Sie sprechen mit Ihren Nahost­anträgen alte Streitpunkte für den bevorstehenden Landesparteitag von Die Linke Berlin an. Das gilt vor allem für die Forderung nach »Entkriminalisierung« der palästinasolidarischen Kampagne »Boycott, Divestment and Sanctions«, kurz BDS. Warum zu diesem Zeitpunkt?

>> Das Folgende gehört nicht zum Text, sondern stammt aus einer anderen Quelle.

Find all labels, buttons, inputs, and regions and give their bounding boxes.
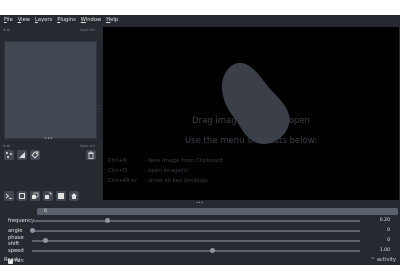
float-dock-icon[interactable]: ⧉ xyxy=(7,28,11,32)
grid-button[interactable] xyxy=(56,191,66,201)
shapes-icon xyxy=(19,152,25,158)
shortcut-key: Ctrl+N xyxy=(108,158,127,164)
splitter-handle-icon[interactable]: ••• xyxy=(44,136,53,142)
welcome-shortcuts-text: Use the menu shortcuts below: xyxy=(184,136,318,146)
points-icon xyxy=(6,152,12,158)
shortcut-open: Ctrl+O open image(s) xyxy=(108,168,188,174)
shortcut-new-image: Ctrl+N New Image from Clipboard xyxy=(108,158,223,164)
slider-thumb[interactable] xyxy=(104,218,110,223)
roll-icon xyxy=(32,192,39,199)
menu-layers[interactable]: Layers xyxy=(35,17,52,23)
param-row-frequency: frequency 0.20 xyxy=(8,216,392,225)
shortcut-key: Ctrl+O xyxy=(108,168,128,174)
welcome-or-text: or xyxy=(246,126,256,136)
console-button[interactable] xyxy=(4,191,14,201)
shortcut-action: New Image from Clipboard xyxy=(148,158,223,164)
menu-help[interactable]: Help xyxy=(106,17,118,23)
bottom-dock: 0 frequency 0.20 angle 0 phase shift 0 s… xyxy=(0,205,400,264)
param-label: phase shift xyxy=(8,234,24,247)
new-layer-buttons xyxy=(4,150,40,160)
shortcut-action: show all key bindings xyxy=(148,178,208,184)
slider-thumb[interactable] xyxy=(209,248,215,253)
menu-file[interactable]: File xyxy=(4,17,13,23)
activity-button[interactable]: ⌃ activity xyxy=(371,257,396,263)
param-value: 0.20 xyxy=(379,218,390,223)
param-label: speed xyxy=(8,247,24,254)
left-dock: ✕ ⧉ layer list ••• ✕ ⧉ layer ctrl xyxy=(0,25,102,201)
shortcut-action: open image(s) xyxy=(148,168,189,174)
new-points-button[interactable] xyxy=(4,150,14,160)
menu-view[interactable]: View xyxy=(18,17,30,23)
terminal-icon xyxy=(5,193,12,199)
param-value: 0 xyxy=(387,228,390,233)
layer-list-dock-header: ✕ ⧉ layer list xyxy=(3,27,97,33)
slider-thumb[interactable] xyxy=(42,238,48,243)
layer-list-dock-title: layer list xyxy=(80,28,95,32)
slider-track[interactable] xyxy=(32,250,360,252)
param-label: angle xyxy=(8,227,23,234)
ndisplay-button[interactable] xyxy=(17,191,27,201)
menu-bar: File View Layers Plugins Window Help xyxy=(0,15,400,25)
activity-label: activity xyxy=(376,256,396,263)
param-row-phase-shift: phase shift 0 xyxy=(8,234,392,247)
dims-slider[interactable]: 0 xyxy=(37,208,398,215)
new-shapes-button[interactable] xyxy=(17,150,27,160)
param-value: 0 xyxy=(387,238,390,243)
trash-icon xyxy=(88,151,94,159)
layer-controls-dock-title: layer ctrl xyxy=(79,144,95,148)
slider-track[interactable] xyxy=(32,230,360,232)
new-labels-button[interactable] xyxy=(30,150,40,160)
param-row-angle: angle 0 xyxy=(8,226,392,235)
menu-window[interactable]: Window xyxy=(81,17,101,23)
status-text: Ready xyxy=(4,256,21,263)
param-label: frequency xyxy=(8,217,35,224)
napari-window: File View Layers Plugins Window Help ✕ ⧉… xyxy=(0,15,400,265)
layer-list[interactable] xyxy=(4,41,97,139)
dims-slider-value: 0 xyxy=(44,209,47,214)
slider-thumb[interactable] xyxy=(29,228,35,233)
menu-plugins[interactable]: Plugins xyxy=(57,17,76,23)
slider-track[interactable] xyxy=(32,240,360,242)
labels-icon xyxy=(31,151,39,159)
transpose-button[interactable] xyxy=(43,191,53,201)
roll-dims-button[interactable] xyxy=(30,191,40,201)
status-bar: Ready ⌃ activity xyxy=(0,254,400,265)
delete-layer-button[interactable] xyxy=(86,150,96,160)
transpose-icon xyxy=(45,192,52,199)
home-icon xyxy=(71,193,77,199)
welcome-drag-text: Drag image(s) here to open xyxy=(192,116,310,126)
canvas[interactable]: Drag image(s) here to open or Use the me… xyxy=(103,27,399,200)
slider-track[interactable] xyxy=(32,220,360,222)
grid-square-icon xyxy=(58,193,64,199)
shortcut-keybindings: Ctrl+Alt+/ show all key bindings xyxy=(108,178,208,184)
viewer-buttons xyxy=(4,191,79,201)
param-value: 1.00 xyxy=(379,248,390,253)
layer-controls-dock-header: ✕ ⧉ layer ctrl xyxy=(3,143,97,149)
vertical-splitter-icon[interactable]: · · · xyxy=(98,104,100,115)
home-button[interactable] xyxy=(69,191,79,201)
float-controls-icon[interactable]: ⧉ xyxy=(7,144,11,148)
square-icon xyxy=(19,193,25,199)
shortcut-key: Ctrl+Alt+/ xyxy=(108,178,137,184)
chevron-up-icon: ⌃ xyxy=(370,256,375,263)
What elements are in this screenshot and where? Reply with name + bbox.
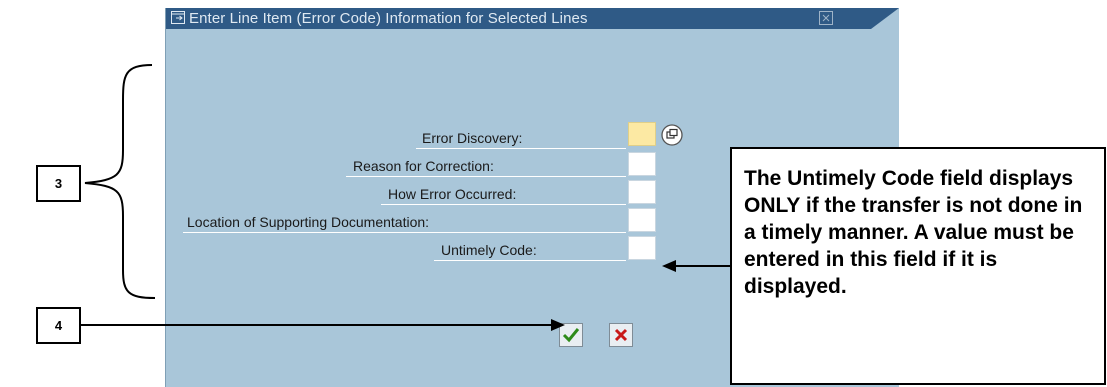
untimely-code-callout: The Untimely Code field displays ONLY if… [730,147,1106,385]
callout-arrowhead [662,260,676,272]
step4-arrowhead [551,319,565,331]
step-3-label: 3 [36,165,81,202]
step-4-label: 4 [36,307,81,344]
left-brace [84,64,156,299]
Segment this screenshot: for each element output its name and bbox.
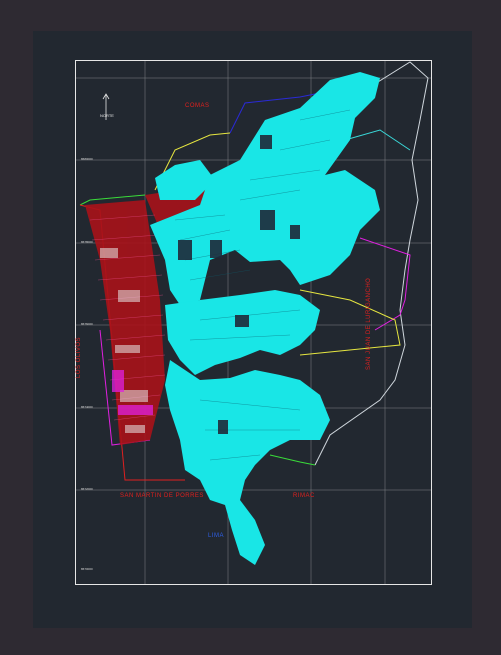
district-label-comas: COMAS	[185, 103, 210, 109]
grid-coord: 8672000	[81, 487, 93, 491]
drawing-frame	[75, 60, 432, 585]
north-label: NORTE	[100, 113, 114, 118]
district-label-sjl: SAN JUAN DE LURIGANCHO	[366, 277, 372, 370]
district-label-rimac: RIMAC	[293, 493, 315, 499]
grid-coord: 8678000	[81, 240, 93, 244]
grid-coord: 8680000	[81, 157, 93, 161]
grid-coord: 8674000	[81, 405, 93, 409]
district-label-los-olivos: LOS OLIVOS	[76, 336, 82, 378]
district-label-smp: SAN MARTIN DE PORRES	[120, 493, 204, 499]
grid-coord: 8676000	[81, 322, 93, 326]
district-label-lima: LIMA	[208, 533, 225, 539]
grid-coord: 8670000	[81, 567, 93, 571]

Unser Antrag ist keine Provokation, sondern der nächste logische Schritt. Nachdem wir uns im Mai 2025 als Partei zur Jerusalem Declaration on Antisemitism, kurz JDA, bekannt und im September die größte palästinasolidarische Demonstration der deutschen Geschichte mitorganisiert haben, müssen wir nun auch über konkrete Maßnahmen sprechen, die Israel bewegen, Apartheid, Besatzung und Genozid zu beenden. Die JDA betont, dass BDS gängige gewaltfreie Formen des politischen Protests anwendet. Als größte zivilgesellschaftliche Kampagne Palästinas wird sie von vielen progressiven israelischen und jüdischen Stimmen weltweit unterstützt. Die Forderungen von BDS, wie das Rückkehrrecht für palästinensische Geflüchtete und gleiche Rechte für alle, sind im internationalen Recht verankert. Die deutsche Regierung, zahlreiche Unternehmen und Institutionen unterstützen Israel durch materielle und ideelle Kooperationen. Deshalb braucht es zivilen Druck von unten, der nicht durch konstruierte Antisemitismusvorwürfe kriminalisiert wird.

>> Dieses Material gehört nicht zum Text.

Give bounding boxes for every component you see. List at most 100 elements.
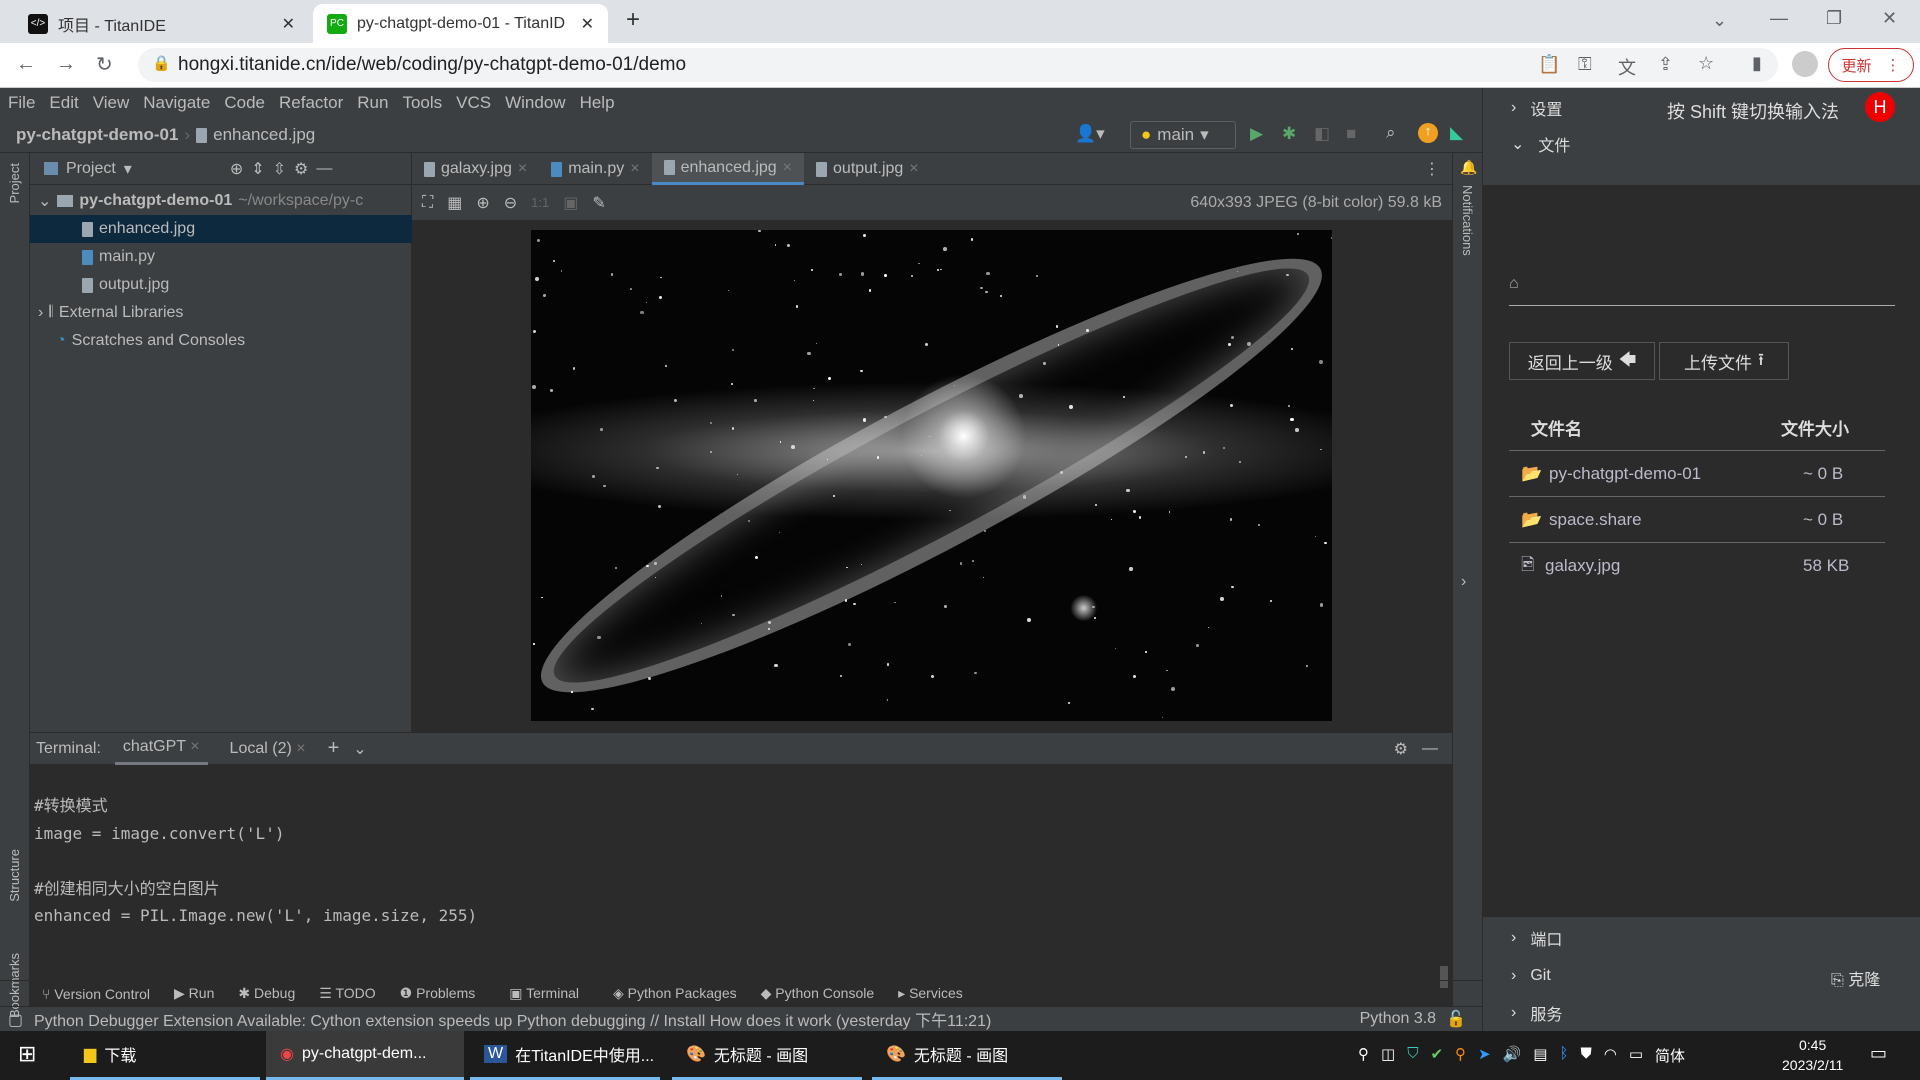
tray-icon[interactable]: ✔ [1430, 1045, 1443, 1066]
zoom-out-icon[interactable]: ⊖ [504, 193, 517, 213]
close-icon[interactable]: × [783, 159, 792, 177]
breadcrumb-project[interactable]: py-chatgpt-demo-01 [16, 125, 178, 145]
battery-icon[interactable]: ▭ [1629, 1045, 1643, 1066]
taskbar-item-downloads[interactable]: ▆ 下载 [70, 1031, 260, 1080]
status-message[interactable]: Python Debugger Extension Available: Cyt… [34, 1007, 991, 1031]
hide-icon[interactable]: — [316, 160, 332, 178]
minimize-icon[interactable]: — [1770, 8, 1788, 29]
add-terminal-icon[interactable]: + [328, 737, 340, 760]
clipboard-icon[interactable]: 📋 [1538, 54, 1560, 75]
more-tabs-icon[interactable]: ⋮ [1412, 153, 1452, 184]
taskbar-item-chrome[interactable]: ◉ py-chatgpt-dem... [266, 1031, 464, 1080]
bookmark-star-icon[interactable]: ☆ [1698, 53, 1714, 74]
search-tray-icon[interactable]: ⚲ [1455, 1045, 1466, 1066]
chevron-down-icon[interactable]: ▾ [124, 159, 132, 179]
close-tab-icon[interactable]: ✕ [581, 14, 594, 34]
tool-python-console[interactable]: ◆ Python Console [761, 985, 875, 1002]
menu-run[interactable]: Run [357, 93, 388, 113]
profile-avatar[interactable] [1792, 51, 1818, 77]
bluetooth-icon[interactable]: ᛒ [1559, 1045, 1568, 1066]
tool-problems[interactable]: ❶ Problems [400, 985, 476, 1002]
terminal-output[interactable]: #转换模式 image = image.convert('L') #创建相同大小… [34, 792, 477, 930]
tool-debug[interactable]: ✱ Debug [238, 985, 295, 1002]
close-icon[interactable]: × [518, 160, 527, 178]
coverage-icon[interactable]: ◧ [1314, 124, 1330, 144]
file-row[interactable]: 📂 space.share ~ 0 B [1509, 497, 1885, 543]
menu-tools[interactable]: Tools [402, 93, 442, 113]
git-section[interactable]: › Git [1511, 961, 1551, 991]
close-icon[interactable]: × [630, 160, 639, 178]
locate-icon[interactable]: ⊕ [230, 159, 243, 179]
tree-file[interactable]: enhanced.jpg [30, 215, 412, 243]
tab-galaxy[interactable]: galaxy.jpg × [412, 153, 539, 185]
file-row[interactable]: 📂 py-chatgpt-demo-01 ~ 0 B [1509, 451, 1885, 497]
tab-output[interactable]: output.jpg × [804, 153, 931, 185]
menu-view[interactable]: View [93, 93, 130, 113]
close-window-icon[interactable]: ✕ [1882, 8, 1897, 29]
tool-run[interactable]: ▶ Run [174, 985, 214, 1002]
key-icon[interactable]: ⚿ [1578, 54, 1592, 75]
forward-icon[interactable]: → [56, 53, 76, 76]
send-icon[interactable]: ➤ [1478, 1045, 1491, 1066]
gear-icon[interactable]: ⚙ [1394, 739, 1408, 759]
wifi-icon[interactable]: ◠ [1604, 1045, 1617, 1066]
close-icon[interactable]: × [909, 160, 918, 178]
tray-icon[interactable]: ⚲ [1358, 1045, 1369, 1066]
tool-todo[interactable]: ☰ TODO [319, 985, 375, 1002]
layout-icon[interactable]: ▢ [8, 1010, 23, 1030]
user-avatar[interactable]: H [1865, 92, 1895, 122]
menu-vcs[interactable]: VCS [456, 93, 491, 113]
tree-scratches[interactable]: ◔ Scratches and Consoles [30, 327, 412, 355]
grid-icon[interactable]: ▦ [447, 193, 462, 213]
tab-main[interactable]: main.py × [539, 153, 651, 185]
update-ide-icon[interactable]: ↑ [1418, 123, 1438, 143]
breadcrumb-file[interactable]: enhanced.jpg [213, 125, 315, 145]
chevron-right-icon[interactable]: › [1461, 573, 1466, 591]
hide-icon[interactable]: — [1422, 740, 1452, 758]
lock-icon[interactable]: 🔓 [1436, 1009, 1482, 1029]
zoom-in-icon[interactable]: ⊕ [476, 193, 489, 213]
project-view-selector[interactable]: Project [66, 160, 116, 178]
reload-icon[interactable]: ↻ [96, 52, 113, 77]
url-bar[interactable]: 🔒 hongxi.titanide.cn/ide/web/coding/py-ch… [138, 48, 1778, 82]
gear-icon[interactable]: ⚙ [294, 159, 308, 179]
notification-center-icon[interactable]: ▭ [1870, 1043, 1887, 1064]
tool-version-control[interactable]: ⑂ Version Control [42, 986, 150, 1002]
shield-icon[interactable]: ⛉ [1407, 1045, 1418, 1066]
menu-file[interactable]: File [8, 93, 35, 113]
display-icon[interactable]: ▤ [1533, 1045, 1547, 1066]
taskbar-item-paint[interactable]: 🎨 无标题 - 画图 [672, 1031, 862, 1080]
upload-button[interactable]: 上传文件 ⭱ [1659, 342, 1789, 380]
terminal-tab-local[interactable]: Local (2) × [222, 734, 314, 764]
back-icon[interactable]: ← [16, 53, 36, 76]
files-section[interactable]: ⌄ 文件 [1511, 129, 1570, 159]
ime-indicator[interactable]: 简体 [1655, 1045, 1685, 1066]
search-icon[interactable]: ⌕ [1386, 123, 1396, 143]
new-tab-icon[interactable]: + [626, 6, 640, 34]
tab-search-icon[interactable]: ⌄ [1712, 10, 1727, 31]
chevron-down-icon[interactable]: ⌄ [353, 739, 366, 759]
color-picker-icon[interactable]: ✎ [592, 193, 605, 213]
security-icon[interactable]: ⛊ [1581, 1045, 1592, 1066]
actual-size-button[interactable]: 1:1 [531, 195, 549, 210]
browser-tab[interactable]: </> 项目 - TitanIDE ✕ [14, 4, 309, 43]
structure-tool-button[interactable]: Structure [7, 849, 22, 902]
user-icon[interactable]: 👤▾ [1075, 124, 1105, 144]
taskbar-item-word[interactable]: W 在TitanIDE中使用... [470, 1031, 660, 1080]
close-icon[interactable]: × [296, 740, 305, 757]
fit-icon[interactable]: ⛶ [422, 194, 433, 212]
close-icon[interactable]: × [190, 738, 199, 755]
menu-navigate[interactable]: Navigate [143, 93, 210, 113]
windows-start-icon[interactable]: ⊞ [18, 1041, 36, 1067]
terminal-tab-chatgpt[interactable]: chatGPT × [114, 732, 208, 765]
bell-icon[interactable]: 🔔 [1460, 159, 1477, 176]
tool-terminal[interactable]: ▣ Terminal [499, 981, 590, 1006]
project-tool-button[interactable]: Project [7, 163, 22, 203]
settings-section[interactable]: › 设置 [1511, 93, 1562, 123]
close-tab-icon[interactable]: ✕ [282, 14, 295, 34]
menu-refactor[interactable]: Refactor [279, 93, 343, 113]
tree-file[interactable]: output.jpg [30, 271, 412, 299]
run-icon[interactable]: ▶ [1250, 124, 1263, 144]
translate-icon[interactable]: 文 [1618, 54, 1636, 80]
volume-icon[interactable]: 🔊 [1503, 1045, 1522, 1066]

Inwiefern ist die aktive BDS-Unterstützung »Aufgabe sozialistischer Parteien«, wie in Ihren Anträgen zu lesen ist?

Seit Rosa Luxemburg und Karl Liebknecht haben sich sozialistische Parteien nie auf soziale Fragen wie Löhne und Mieten beschränkt. Es ging ganz zentral auch immer um Krieg und Frieden. BDS beleuchtet die Frage, wer Produktion, Logistik und Märkte kontrolliert und von Krieg und Ausbeutung profitiert. Wenn ein Staat seine Gewalt einsetzt, um ein Volk zu enteignen, auszuhungern und zu ermorden, müssen sozialistische Kräfte handeln. Dabei müssen die ökonomischen und ideologischen Verflechtungen sowie die geopolitischen Interessen erkannt werden, die es Israel ermöglichen, einen »Genozid im Livestream« durchzuführen und fortlaufend seine Nachbarn zu bombardieren. Solidarität muss uns etwas kosten, sonst bleibt sie Gefühlsduselei und Symbolpolitik.

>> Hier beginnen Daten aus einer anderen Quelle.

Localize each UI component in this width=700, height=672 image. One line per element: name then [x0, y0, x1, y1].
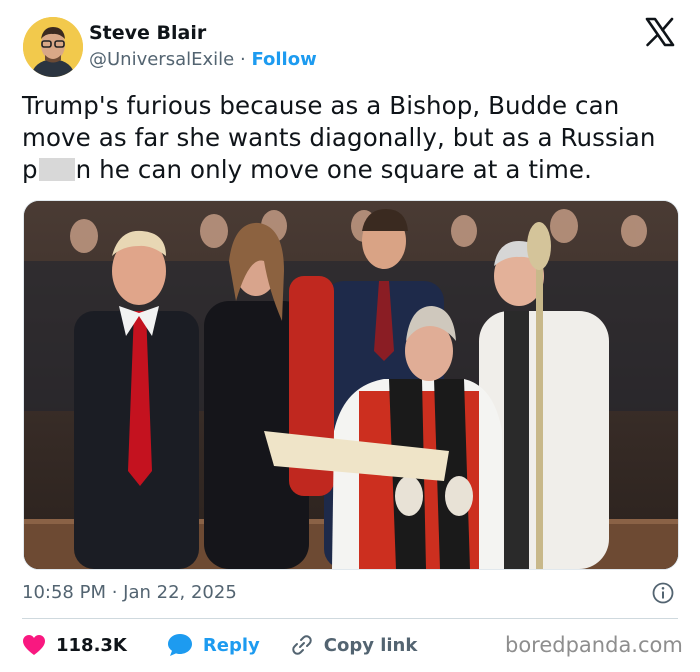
x-logo-icon[interactable]	[644, 16, 676, 48]
heart-icon	[23, 635, 45, 655]
handle-separator: ·	[239, 49, 246, 70]
copy-link-button[interactable]: Copy link	[290, 633, 418, 657]
info-icon[interactable]	[652, 582, 674, 604]
reply-label: Reply	[202, 634, 260, 656]
link-icon	[292, 635, 312, 655]
tweet-actions: 118.3K Reply Copy link	[22, 630, 417, 660]
author-handle[interactable]: @UniversalExile	[89, 49, 234, 70]
tweet-text: Trump's furious because as a Bishop, Bud…	[22, 90, 686, 186]
avatar-image	[23, 17, 83, 77]
tweet-line: Trump's furious because as a Bishop, Bud…	[22, 91, 620, 120]
author-name[interactable]: Steve Blair	[89, 22, 206, 44]
like-button[interactable]: 118.3K	[22, 634, 127, 656]
like-count: 118.3K	[56, 634, 127, 656]
reply-bubble-icon	[167, 634, 192, 656]
author-avatar[interactable]	[23, 17, 83, 77]
tweet-photo[interactable]	[23, 200, 679, 570]
tweet-line-start: p	[22, 155, 38, 184]
tweet-timestamp[interactable]: 10:58 PM · Jan 22, 2025	[22, 582, 237, 603]
tweet-line: move as far she wants diagonally, but as…	[22, 123, 656, 152]
reply-button[interactable]: Reply	[167, 633, 260, 657]
tweet-line-end: n he can only move one square at a time.	[75, 155, 592, 184]
divider	[22, 618, 678, 619]
author-handle-row: @UniversalExile · Follow	[89, 49, 317, 70]
photo-image	[24, 201, 678, 569]
tweet-line: p n he can only move one square at a time…	[22, 154, 686, 186]
follow-button[interactable]: Follow	[251, 49, 316, 70]
censor-block	[38, 158, 75, 181]
watermark: boredpanda.com	[505, 633, 683, 657]
copy-link-label: Copy link	[323, 634, 418, 656]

Welchen Sinn ergeben Forderungen wie »Sanktionen und ein Waffenembargo gegen Israel« auf Landesebene?

Während Israel einen Genozid begeht, liefert die Bundesregierung Waffen unter anderem von Rheinmetall in Berlin. Der Axel-Springer-Konzern profitiert über die Tochterfirma Yad 2 vom Verkauf von Immobilien, die auf gestohlenem palästinensischem Land in der Westbank stehen. Die EU unterstützt Israel über das »Horizon«-Programm in Milliardenhöhe, wodurch auch Berliner Universitäten mit Israels militärisch-industriellen Komplex verwoben sind. Es ist sinnvoll, am eigenen Standort zu untersuchen, wie sich unsere Komplizenschaft mit dem Genozid in Gaza materialisiert.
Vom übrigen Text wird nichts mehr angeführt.